1919’da, Paris’in yaratıcı enerjisiyle tanıştığında, kader onu dönemin en önemli mücevher evlerinden Maison René Boivin’e götürdü. Burada Jeanne Boivin’in yanında çalışmaya başlayan genç Suzanne, kısa sürede efsanevi bir unvana kavuştu: eş direktör.

Bu dönemde mücevher dünyası hâlâ erkeklerin yönettiği, tasarımcıların anonim kaldığı bir evrendi. Fakat Belperron, sahneye kendi adını taşıyarak çıktı. 1932 yılında, “isimsizlik kültürüne” meydan okuyarak Boivin’den ayrıldı. Parisli inci ve taş tüccarı Bernard Herz ile çalışmaya başladığında, sonunda kendi sesini bulmuştu. Cesaretiyle, René Boivin’in geleneksel estetiğini dönüştürdü; sert Art Deco çizgilerini, akıcı formlarla ve kadınsı kıvrımlarla yumuşattı. Heykel sanatını mücevherle birleştiren ilk kadındı.

Herz’in Maison’u altında tasarladığı koleksiyonlar, Cartier, Boucheron ve Van Cleef & Arpels gibi devlerin arasında özgün bir yıldız gibi parladı.

Belperron’un 59 rue de Châteaudun’daki gizli salonuna yalnızca randevu ile girilebiliyordu. Adres, kulaktan kulağa fısıldanırdı; çünkü orası bir butik değil, bir sanat mabediydi.

Müşterileri arasında dönemin zarafet ikonları vardı: the Duchess of Windsor, the Begum Aga Khan, the Maharani of Baroda, Baroness de Rothschild, Elsa Schiaparelli, Nina Ricci, Daisy Fellowes, Ganna Walska ve Merle Oberon.

Bu isimlere eşlik eden Fred Astaire, Gary Cooper, Lauren Bacall, Diana Vreeland ve Karl Lagerfeld gibi isimler de onun hayranları arasındaydı.

Bir terzi titizliğiyle çalışan Belperron, müşterilerinin yüz hatlarını, ten tonlarını ve el biçimlerini ölçer; mücevherlerini adeta onlar için “dikerdi”. Onun tasarımları, bir kadının ruhunu taşıyacak kadar kişisel; bir sanat eserinin heykelsi bütünlüğüne sahipti.

Dönemin modası metalin akışkanlığını taklit etmeye çalışırken, o katılığı kucakladı — doğrudan taştan oyulmuş, zamana direnen formlar yarattı.
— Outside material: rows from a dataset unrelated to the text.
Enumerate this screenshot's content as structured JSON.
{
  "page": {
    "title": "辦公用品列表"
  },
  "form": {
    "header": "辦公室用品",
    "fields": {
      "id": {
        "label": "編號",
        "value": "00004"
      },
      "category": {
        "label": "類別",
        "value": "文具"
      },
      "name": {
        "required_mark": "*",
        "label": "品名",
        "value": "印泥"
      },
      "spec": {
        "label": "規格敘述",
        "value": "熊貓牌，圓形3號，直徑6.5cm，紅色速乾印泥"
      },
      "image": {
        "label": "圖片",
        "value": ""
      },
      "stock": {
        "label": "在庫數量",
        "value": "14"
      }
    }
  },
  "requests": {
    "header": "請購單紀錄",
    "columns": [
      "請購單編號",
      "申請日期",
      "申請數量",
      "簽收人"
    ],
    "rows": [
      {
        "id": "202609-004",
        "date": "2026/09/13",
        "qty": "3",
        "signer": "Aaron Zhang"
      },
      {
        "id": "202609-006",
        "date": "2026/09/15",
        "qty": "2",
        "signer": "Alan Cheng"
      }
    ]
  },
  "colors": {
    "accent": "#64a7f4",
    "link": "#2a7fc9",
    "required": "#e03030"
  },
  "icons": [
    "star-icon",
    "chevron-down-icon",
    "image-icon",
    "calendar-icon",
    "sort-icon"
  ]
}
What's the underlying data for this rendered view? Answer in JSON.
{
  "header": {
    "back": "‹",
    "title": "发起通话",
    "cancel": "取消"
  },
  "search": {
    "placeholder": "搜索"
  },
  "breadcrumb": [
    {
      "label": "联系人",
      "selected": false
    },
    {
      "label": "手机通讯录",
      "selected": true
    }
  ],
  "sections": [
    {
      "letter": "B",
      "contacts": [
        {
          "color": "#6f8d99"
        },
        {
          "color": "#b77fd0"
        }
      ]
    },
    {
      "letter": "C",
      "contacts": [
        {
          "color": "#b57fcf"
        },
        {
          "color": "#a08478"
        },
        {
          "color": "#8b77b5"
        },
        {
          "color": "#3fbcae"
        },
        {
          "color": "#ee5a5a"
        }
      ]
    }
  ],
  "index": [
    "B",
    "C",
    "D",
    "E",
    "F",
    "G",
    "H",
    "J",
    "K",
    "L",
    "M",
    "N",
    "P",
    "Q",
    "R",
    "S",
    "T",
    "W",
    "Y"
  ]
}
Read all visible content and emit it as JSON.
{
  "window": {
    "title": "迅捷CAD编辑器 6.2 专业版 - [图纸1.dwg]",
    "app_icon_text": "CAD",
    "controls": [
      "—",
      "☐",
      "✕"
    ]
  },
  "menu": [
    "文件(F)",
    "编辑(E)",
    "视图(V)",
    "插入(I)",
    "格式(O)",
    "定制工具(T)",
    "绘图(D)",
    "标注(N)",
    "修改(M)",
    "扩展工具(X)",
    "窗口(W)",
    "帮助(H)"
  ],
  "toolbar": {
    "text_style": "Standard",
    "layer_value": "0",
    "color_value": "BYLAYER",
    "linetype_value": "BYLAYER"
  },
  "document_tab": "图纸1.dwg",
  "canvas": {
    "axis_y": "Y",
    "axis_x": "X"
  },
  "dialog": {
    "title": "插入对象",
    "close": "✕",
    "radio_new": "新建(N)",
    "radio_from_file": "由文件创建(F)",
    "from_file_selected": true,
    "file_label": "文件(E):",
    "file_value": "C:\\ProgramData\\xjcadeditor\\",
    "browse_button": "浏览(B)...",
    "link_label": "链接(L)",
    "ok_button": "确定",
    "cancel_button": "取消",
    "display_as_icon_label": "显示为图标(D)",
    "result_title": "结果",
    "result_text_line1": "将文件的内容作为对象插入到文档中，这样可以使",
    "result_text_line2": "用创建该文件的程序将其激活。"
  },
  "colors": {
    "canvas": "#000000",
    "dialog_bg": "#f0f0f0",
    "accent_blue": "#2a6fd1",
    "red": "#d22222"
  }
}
Klips broşlar onun sahnesiydi: çiçekler, spiral kabuklar, yelpaze biçimleri, zarif yapraklar… Büyük klipsli küpeleri o kadar ağırdı ki, ağırlığı dağıtan yeni bir çift klips sistemi icat etti. Bileziklerinde iki halkayı birleştiren heykelsi yapılar kullandı; yüzüklerinde ise oyulmuş yarı değerli taşların içine yerleştirilmiş elmaslar parıldıyordu.

Belperron’un işinde doğa vardı — ama süs olarak değil, biçim olarak. Böcek kanatlarının zarif eğrileri, deniz kabuklarının spiral yapısı, çiçeklerin ritmik simetrisi onun mücevherlerine dönüşüyordu.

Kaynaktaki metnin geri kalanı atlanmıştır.